El primer tema que me ocupa es el del ambiente de constante temor y zozobra que derivó del difundido sentimiento de amenaza que inauguró el potencial uso de la tecnología nuclear bélica durante los años de la Guerra Fría. Sentimiento latente de devastación nuclear que las generaciones nacidas de los años 90 del siglo pasado a la actualidad no conocieron, a pesar de que se intensificó durante los primeros años de desmembramiento de la exURSS, debido a los riesgos iniciales que suponía el descontrol de sus arsenales atómicos.

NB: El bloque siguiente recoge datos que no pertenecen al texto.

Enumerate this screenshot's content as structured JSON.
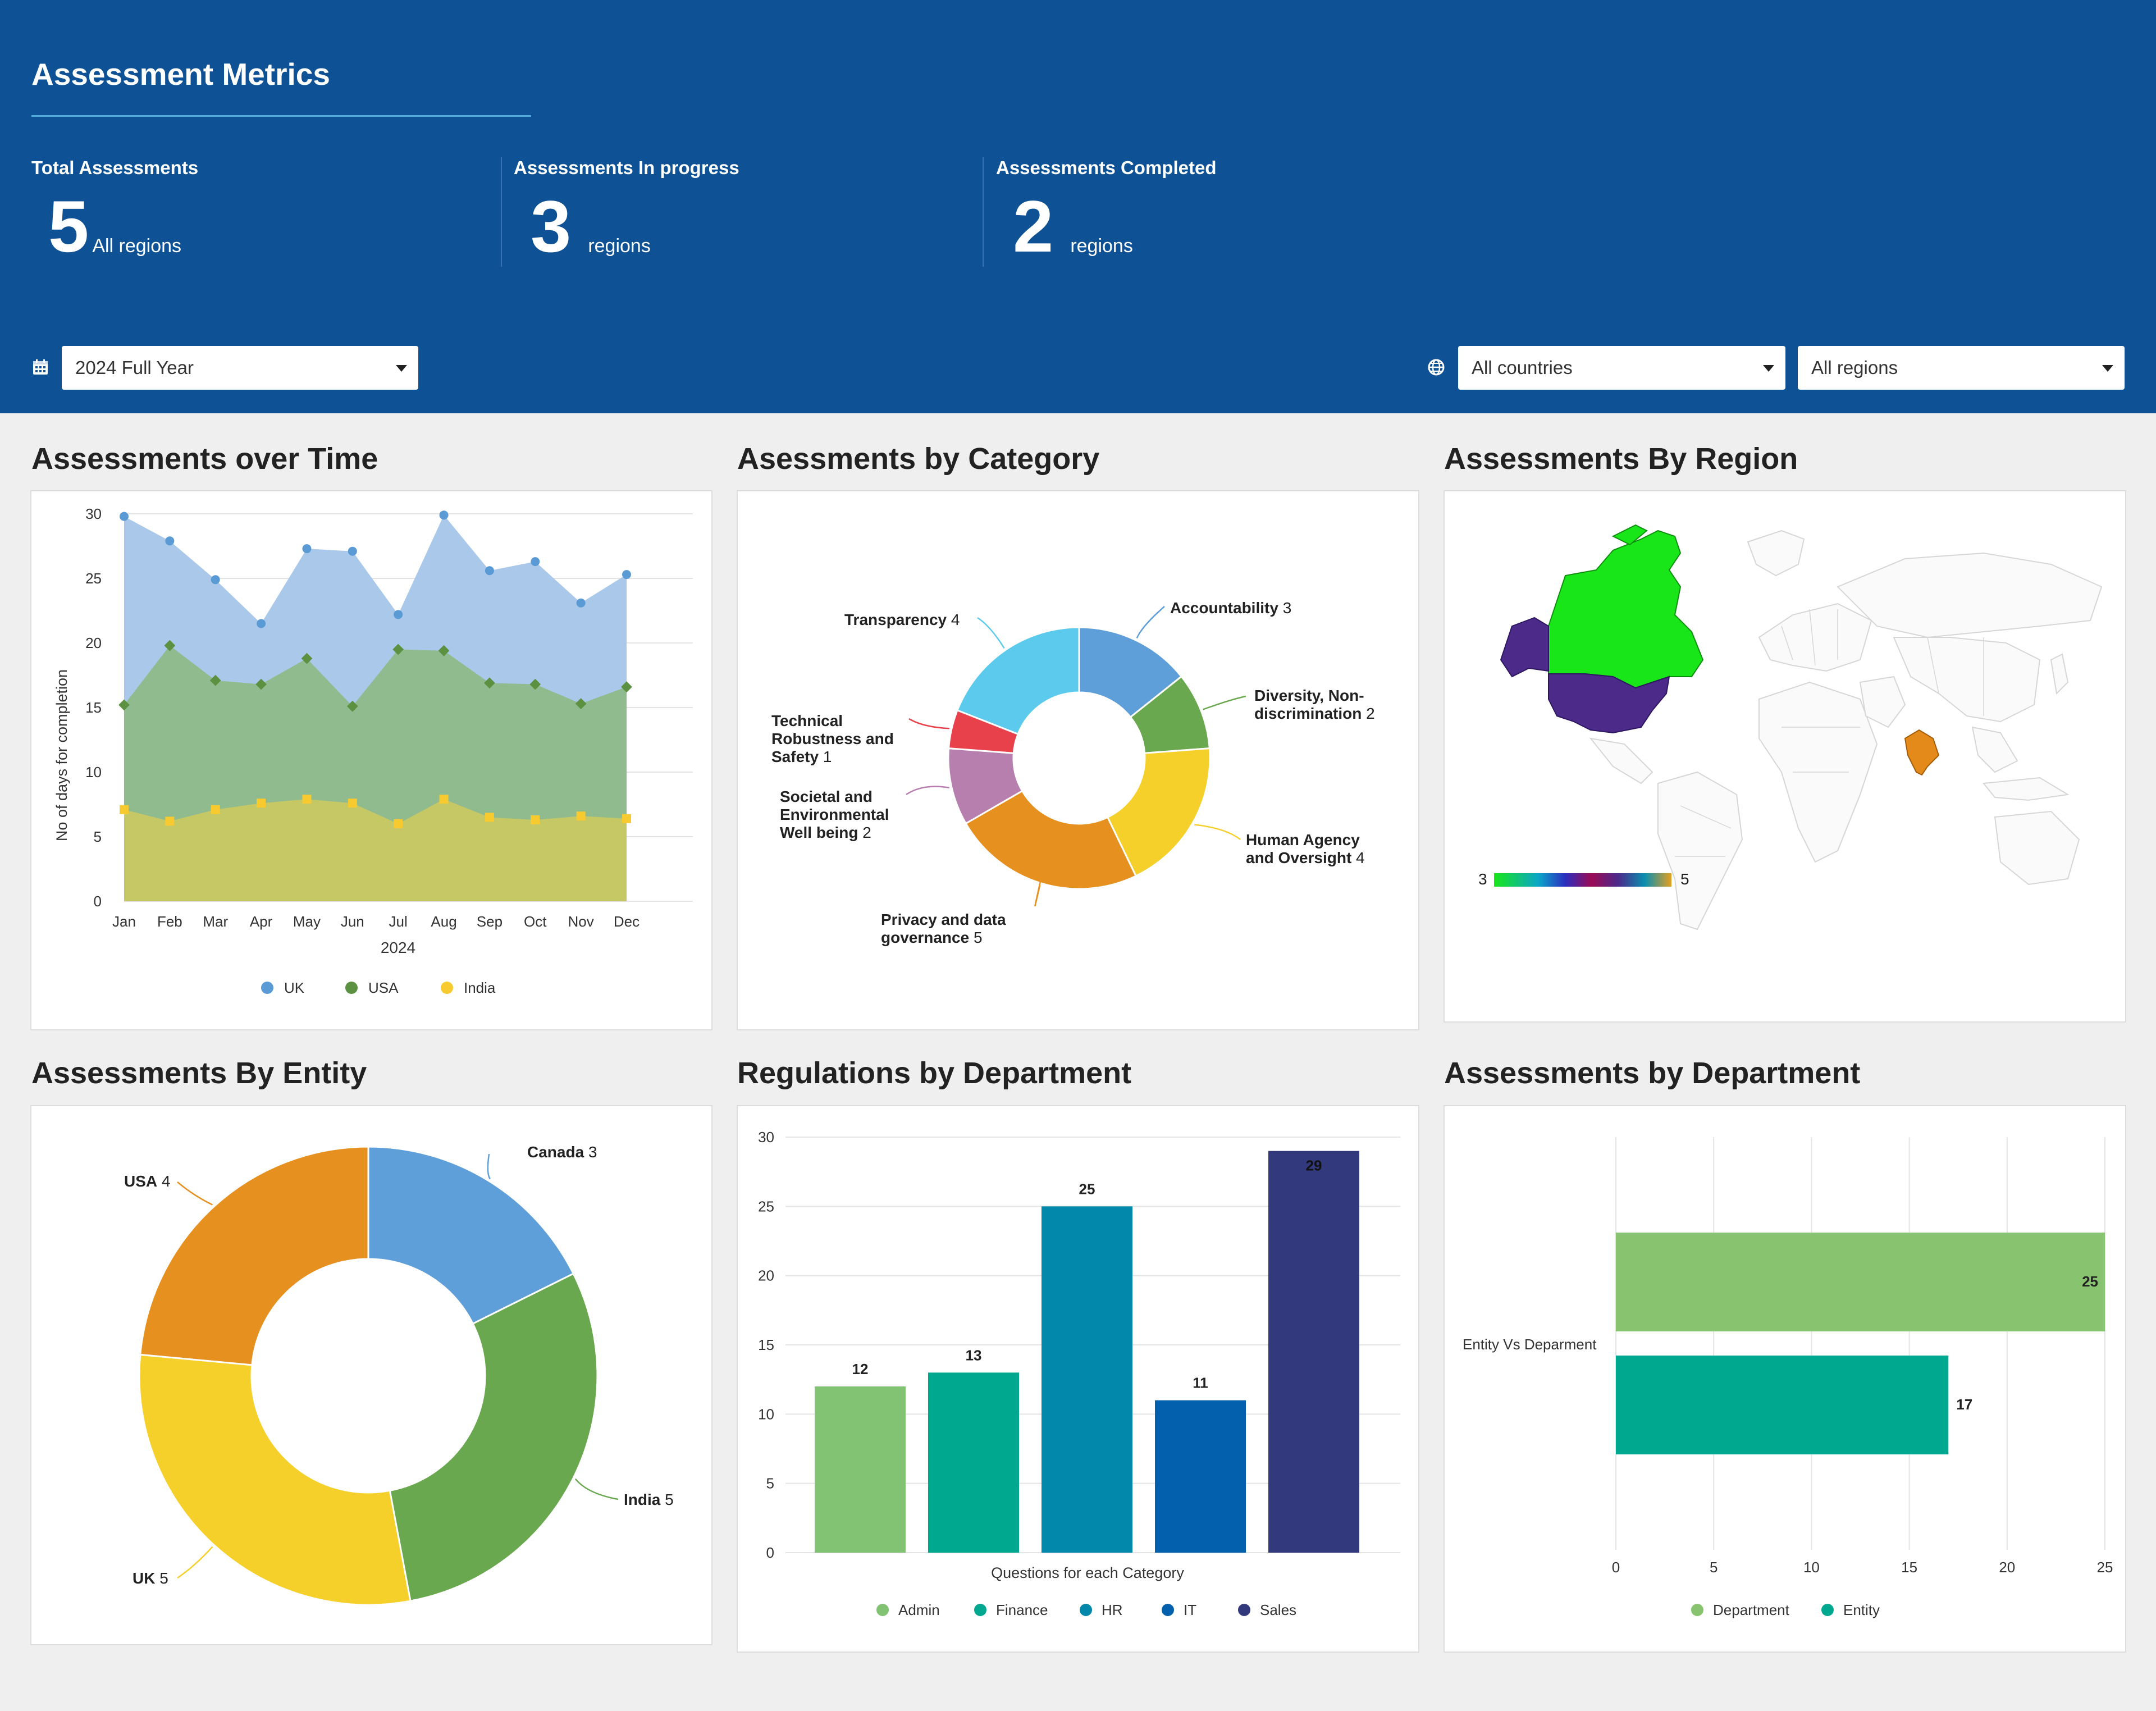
{
  "header": {
    "title": "Assessment Metrics",
    "stats": [
      {
        "label": "Total Assessments",
        "value": "5",
        "unit": "All regions"
      },
      {
        "label": "Assessments In progress",
        "value": "3",
        "unit": "regions"
      },
      {
        "label": "Assessments Completed",
        "value": "2",
        "unit": "regions"
      }
    ],
    "filters": {
      "period": "2024 Full Year",
      "countries": "All countries",
      "regions": "All regions"
    }
  },
  "sections": {
    "over_time": "Assessments over Time",
    "by_category": "Asessments by Category",
    "by_region": "Assessments By Region",
    "by_entity": "Assessments By Entity",
    "regulations": "Regulations by Department",
    "by_department": "Assessments by Department"
  },
  "chart_data": [
    {
      "id": "over_time",
      "type": "area",
      "categories": [
        "Jan",
        "Feb",
        "Mar",
        "Apr",
        "May",
        "Jun",
        "Jul",
        "Aug",
        "Sep",
        "Oct",
        "Nov",
        "Dec"
      ],
      "series": [
        {
          "name": "UK",
          "color": "#a9c8ea",
          "marker": "#5b9bd5",
          "values": [
            29.8,
            27.9,
            24.9,
            21.5,
            27.3,
            27.1,
            22.2,
            29.9,
            25.6,
            26.3,
            23.1,
            25.3
          ]
        },
        {
          "name": "USA",
          "color": "#8fbb8f",
          "marker": "#5b9140",
          "values": [
            15.2,
            19.8,
            17.1,
            16.8,
            18.8,
            15.1,
            19.5,
            19.4,
            16.9,
            16.8,
            15.3,
            16.6
          ]
        },
        {
          "name": "India",
          "color": "#c6c765",
          "marker": "#f7cb2f",
          "values": [
            7.1,
            6.2,
            7.1,
            7.6,
            7.9,
            7.6,
            6.0,
            7.9,
            6.5,
            6.3,
            6.6,
            6.4
          ]
        }
      ],
      "ylabel": "No of days for completion",
      "xlabel": "2024",
      "ylim": [
        0,
        30
      ],
      "yticks": [
        0,
        5,
        10,
        15,
        20,
        25,
        30
      ],
      "legend": "bottom"
    },
    {
      "id": "by_category",
      "type": "pie",
      "donut": true,
      "slices": [
        {
          "label": "Accountability",
          "value": 3,
          "color": "#5f9fd9"
        },
        {
          "label": "Diversity, Non-discrimination",
          "value": 2,
          "color": "#6aa84f"
        },
        {
          "label": "Human Agency and Oversight",
          "value": 4,
          "color": "#f5d02a"
        },
        {
          "label": "Privacy and data governance",
          "value": 5,
          "color": "#e69020"
        },
        {
          "label": "Societal and Environmental Well being",
          "value": 2,
          "color": "#b77fae"
        },
        {
          "label": "Technical Robustness and Safety",
          "value": 1,
          "color": "#e8414b"
        },
        {
          "label": "Transparency",
          "value": 4,
          "color": "#5bcaec"
        }
      ]
    },
    {
      "id": "by_region",
      "type": "heatmap",
      "highlighted": [
        {
          "name": "Canada",
          "color": "#19e619"
        },
        {
          "name": "Alaska",
          "color": "#4b2a8a"
        },
        {
          "name": "USA",
          "color": "#4b2a8a"
        },
        {
          "name": "India",
          "color": "#e48a1a"
        }
      ],
      "scale_min": "3",
      "scale_max": "5"
    },
    {
      "id": "by_entity",
      "type": "pie",
      "donut": true,
      "slices": [
        {
          "label": "Canada",
          "value": 3,
          "color": "#5f9fd9"
        },
        {
          "label": "India",
          "value": 5,
          "color": "#6aa84f"
        },
        {
          "label": "UK",
          "value": 5,
          "color": "#f5d02a"
        },
        {
          "label": "USA",
          "value": 4,
          "color": "#e69020"
        }
      ]
    },
    {
      "id": "regulations",
      "type": "bar",
      "categories": [
        "Admin",
        "Finance",
        "HR",
        "IT",
        "Sales"
      ],
      "values": [
        12,
        13,
        25,
        11,
        29
      ],
      "colors": [
        "#82c373",
        "#00a88f",
        "#0288aa",
        "#0260ad",
        "#33397d"
      ],
      "xlabel": "Questions for each Category",
      "ylim": [
        0,
        30
      ],
      "yticks": [
        0,
        5,
        10,
        15,
        20,
        25,
        30
      ],
      "legend": "bottom"
    },
    {
      "id": "by_department",
      "type": "bar",
      "orientation": "horizontal",
      "categories": [
        "Entity Vs Deparment"
      ],
      "series": [
        {
          "name": "Department",
          "value": 25,
          "color": "#88c470"
        },
        {
          "name": "Entity",
          "value": 17,
          "color": "#00a88f"
        }
      ],
      "xlim": [
        0,
        25
      ],
      "xticks": [
        0,
        5,
        10,
        15,
        20,
        25
      ],
      "legend": "bottom"
    }
  ]
}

Y sobre ello sigo considerando que el cine es un medio de expresión privilegiado para poner de manifiesto este tipo de cuestiones, las cuales serían difícilmente descritas con los resultados numéricos de encuestas sociométricas de percepción. Y Jaws (1975) de Steven Spielberg, es el filme que a mi parecer expone de forma más sutil, pero contundente, esta suerte de ambiente emocional de amenaza y temor tan omnipresente y que resultaba casi imperceptible y normalizado en aquellos años de división bipolar del mundo; equiparándolo al entorno del salvaje medioambiente natural.

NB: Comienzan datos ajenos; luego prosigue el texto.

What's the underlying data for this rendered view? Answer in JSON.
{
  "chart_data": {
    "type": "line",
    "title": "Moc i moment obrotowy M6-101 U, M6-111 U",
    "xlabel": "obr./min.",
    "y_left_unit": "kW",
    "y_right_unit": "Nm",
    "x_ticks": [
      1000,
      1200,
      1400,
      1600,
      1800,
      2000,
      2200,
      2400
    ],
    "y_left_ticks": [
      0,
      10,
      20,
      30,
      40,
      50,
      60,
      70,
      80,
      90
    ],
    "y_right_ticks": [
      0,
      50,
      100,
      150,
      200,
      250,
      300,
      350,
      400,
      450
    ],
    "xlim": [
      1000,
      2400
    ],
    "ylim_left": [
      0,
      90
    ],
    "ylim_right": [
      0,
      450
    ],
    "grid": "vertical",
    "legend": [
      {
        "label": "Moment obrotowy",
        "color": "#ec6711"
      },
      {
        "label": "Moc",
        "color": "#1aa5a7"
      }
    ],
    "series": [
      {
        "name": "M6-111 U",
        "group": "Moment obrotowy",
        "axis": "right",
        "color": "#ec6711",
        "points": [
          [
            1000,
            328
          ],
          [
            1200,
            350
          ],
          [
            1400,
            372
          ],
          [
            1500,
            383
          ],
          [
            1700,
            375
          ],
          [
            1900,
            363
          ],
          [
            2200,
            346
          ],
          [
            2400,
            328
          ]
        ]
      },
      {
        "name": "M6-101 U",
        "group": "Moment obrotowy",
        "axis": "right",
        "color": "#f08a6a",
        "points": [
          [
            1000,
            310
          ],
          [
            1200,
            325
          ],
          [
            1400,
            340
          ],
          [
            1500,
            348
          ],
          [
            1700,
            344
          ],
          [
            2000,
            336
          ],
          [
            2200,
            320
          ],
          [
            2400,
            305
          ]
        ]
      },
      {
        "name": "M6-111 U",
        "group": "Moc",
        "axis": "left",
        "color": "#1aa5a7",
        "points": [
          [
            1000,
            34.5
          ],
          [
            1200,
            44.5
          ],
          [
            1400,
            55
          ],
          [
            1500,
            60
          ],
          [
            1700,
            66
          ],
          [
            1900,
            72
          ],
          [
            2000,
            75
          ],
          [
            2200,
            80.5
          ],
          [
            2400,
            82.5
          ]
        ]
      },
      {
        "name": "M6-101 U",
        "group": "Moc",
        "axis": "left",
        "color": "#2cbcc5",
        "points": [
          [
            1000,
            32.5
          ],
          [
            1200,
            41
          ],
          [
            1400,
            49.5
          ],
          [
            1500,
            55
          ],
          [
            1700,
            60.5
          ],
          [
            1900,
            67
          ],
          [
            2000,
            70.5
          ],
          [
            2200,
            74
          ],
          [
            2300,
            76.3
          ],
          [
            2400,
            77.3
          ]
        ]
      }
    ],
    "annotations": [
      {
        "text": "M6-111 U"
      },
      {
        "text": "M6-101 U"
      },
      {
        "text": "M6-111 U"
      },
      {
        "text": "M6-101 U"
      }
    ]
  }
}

En Jaws (Tiburón, en Hispanoamérica) la amenaza de ataque proviene de un escualo que deambula en las oscuras e inestables aguas de la geopolítica internacional, pues transfigura la forma cilíndrica y “aerodinámica” de las bombas y de los torpedos descritos en la secuencia nocturna en la que el cazatiburones, Quint, relata a sus compañeros la misión secreta del crucero de guerra USS Indianapolis para entregar los componentes de “La Bomba”, y su posterior tragedia al ser hundido por un submarino japonés.
Quint, como personaje real ficcionado, fue uno de los pocos sobrevivientes del que aún se considera como uno de los mayores ataques de tiburones a humanos registrados en la historia reciente. Situación debida a la secrecía de su misión, la cual les impuso protocolos de silencio radial y de no registro de travesía a sus poco más de mil tripulantes. Y cuyos afortunados sobrevivientes fueron casualmente avistados por un avión de patrullaje, 4 días después de su naufragio.

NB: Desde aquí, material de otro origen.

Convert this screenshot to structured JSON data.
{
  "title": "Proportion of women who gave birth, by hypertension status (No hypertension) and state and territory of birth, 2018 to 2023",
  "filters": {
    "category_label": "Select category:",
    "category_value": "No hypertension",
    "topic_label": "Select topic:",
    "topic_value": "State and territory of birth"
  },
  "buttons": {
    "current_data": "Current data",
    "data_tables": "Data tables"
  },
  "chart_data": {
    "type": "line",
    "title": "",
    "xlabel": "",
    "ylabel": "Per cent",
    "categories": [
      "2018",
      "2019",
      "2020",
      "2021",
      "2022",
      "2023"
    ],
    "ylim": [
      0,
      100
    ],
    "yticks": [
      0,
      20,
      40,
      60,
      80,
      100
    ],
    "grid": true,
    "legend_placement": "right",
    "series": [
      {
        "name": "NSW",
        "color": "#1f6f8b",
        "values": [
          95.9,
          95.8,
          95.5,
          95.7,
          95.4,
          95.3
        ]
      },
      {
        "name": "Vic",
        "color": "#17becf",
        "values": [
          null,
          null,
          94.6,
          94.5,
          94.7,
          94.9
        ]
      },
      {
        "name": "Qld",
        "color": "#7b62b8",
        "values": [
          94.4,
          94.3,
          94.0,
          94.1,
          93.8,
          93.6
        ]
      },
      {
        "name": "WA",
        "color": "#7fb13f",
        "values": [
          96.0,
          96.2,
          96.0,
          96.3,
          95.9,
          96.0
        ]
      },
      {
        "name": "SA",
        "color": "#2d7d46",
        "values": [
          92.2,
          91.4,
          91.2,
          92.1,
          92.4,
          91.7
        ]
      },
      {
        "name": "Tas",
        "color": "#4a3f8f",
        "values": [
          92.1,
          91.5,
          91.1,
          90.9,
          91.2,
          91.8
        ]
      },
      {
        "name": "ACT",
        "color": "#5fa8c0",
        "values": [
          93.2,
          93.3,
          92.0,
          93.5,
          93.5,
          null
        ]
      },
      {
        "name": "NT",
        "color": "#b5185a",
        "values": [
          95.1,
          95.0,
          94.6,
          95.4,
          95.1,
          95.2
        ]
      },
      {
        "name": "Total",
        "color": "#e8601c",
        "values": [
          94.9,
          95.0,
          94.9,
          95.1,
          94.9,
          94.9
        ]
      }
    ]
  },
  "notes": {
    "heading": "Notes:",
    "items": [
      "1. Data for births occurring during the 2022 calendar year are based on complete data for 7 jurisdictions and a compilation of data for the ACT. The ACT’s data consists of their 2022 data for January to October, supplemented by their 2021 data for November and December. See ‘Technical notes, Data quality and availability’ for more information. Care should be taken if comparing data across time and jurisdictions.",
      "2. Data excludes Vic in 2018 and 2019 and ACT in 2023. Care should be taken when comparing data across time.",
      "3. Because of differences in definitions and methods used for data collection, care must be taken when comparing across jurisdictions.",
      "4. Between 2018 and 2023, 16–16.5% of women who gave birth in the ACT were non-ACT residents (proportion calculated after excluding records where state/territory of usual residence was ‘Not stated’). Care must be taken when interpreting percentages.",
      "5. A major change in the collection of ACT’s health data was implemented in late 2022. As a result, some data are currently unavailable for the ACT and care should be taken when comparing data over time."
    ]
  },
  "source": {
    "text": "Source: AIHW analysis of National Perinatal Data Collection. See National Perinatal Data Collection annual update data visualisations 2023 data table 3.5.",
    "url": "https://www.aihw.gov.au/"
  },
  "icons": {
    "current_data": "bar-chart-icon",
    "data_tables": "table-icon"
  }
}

Y de forma similar en la película, durante esta misión de caza del tiburón-torpedo-bomba también podemos ver al sheriff Brody del veraniego pueblo de Amity (amistad), quien encarna ese sentimiento abrumador de temor ante el agua-océano-geopolítico en donde acecha esa enorme bestia submarina. La cual, por sus descomunales dimensiones, también logra hundir con su fiero ataque al bote que transporta a sus decididos perseguidores.
Así vemos que, junto con el oceanógrafo Hooper experto en escualos, estos tres personajes forman un equipo de amistosos hombres americanos que van en busca de la mayor y más escurridiza amenaza conocida hasta entonces por la (conciencia de la) humanidad: el monstruo atómico; y con la esperanza de, primero, encontrarlo (notarlo), para después eliminarlo de una vez por todas.
Ahora bien, el segundo tema que me ocupa es que más allá de la destreza narrativa de Spielberg y de su interés por alcanzar un gran éxito comercial con esta película, yo me resistiría a creer que con Jaws hubiera querido purificar con agua de mar la atribulada conciencia americana por los ataques nucleares a la población civil de Hiroshima y Nagasaki. Pues la devastación y el temor nucleares constituían los enrarecidos vientos de la atmósfera civilizatoria que, para los años 70, cubría a perdedores y ganadores por igual, a americanos y soviéticos sin distinción.
Yo quiero creer, muy en el fondo, que Jaws es la alegoría de como América apenas se mantenía a flote como nación con los restos y la basura de su propio y aparatoso naufragio moral en las aguas de las relaciones internacionales y humanas.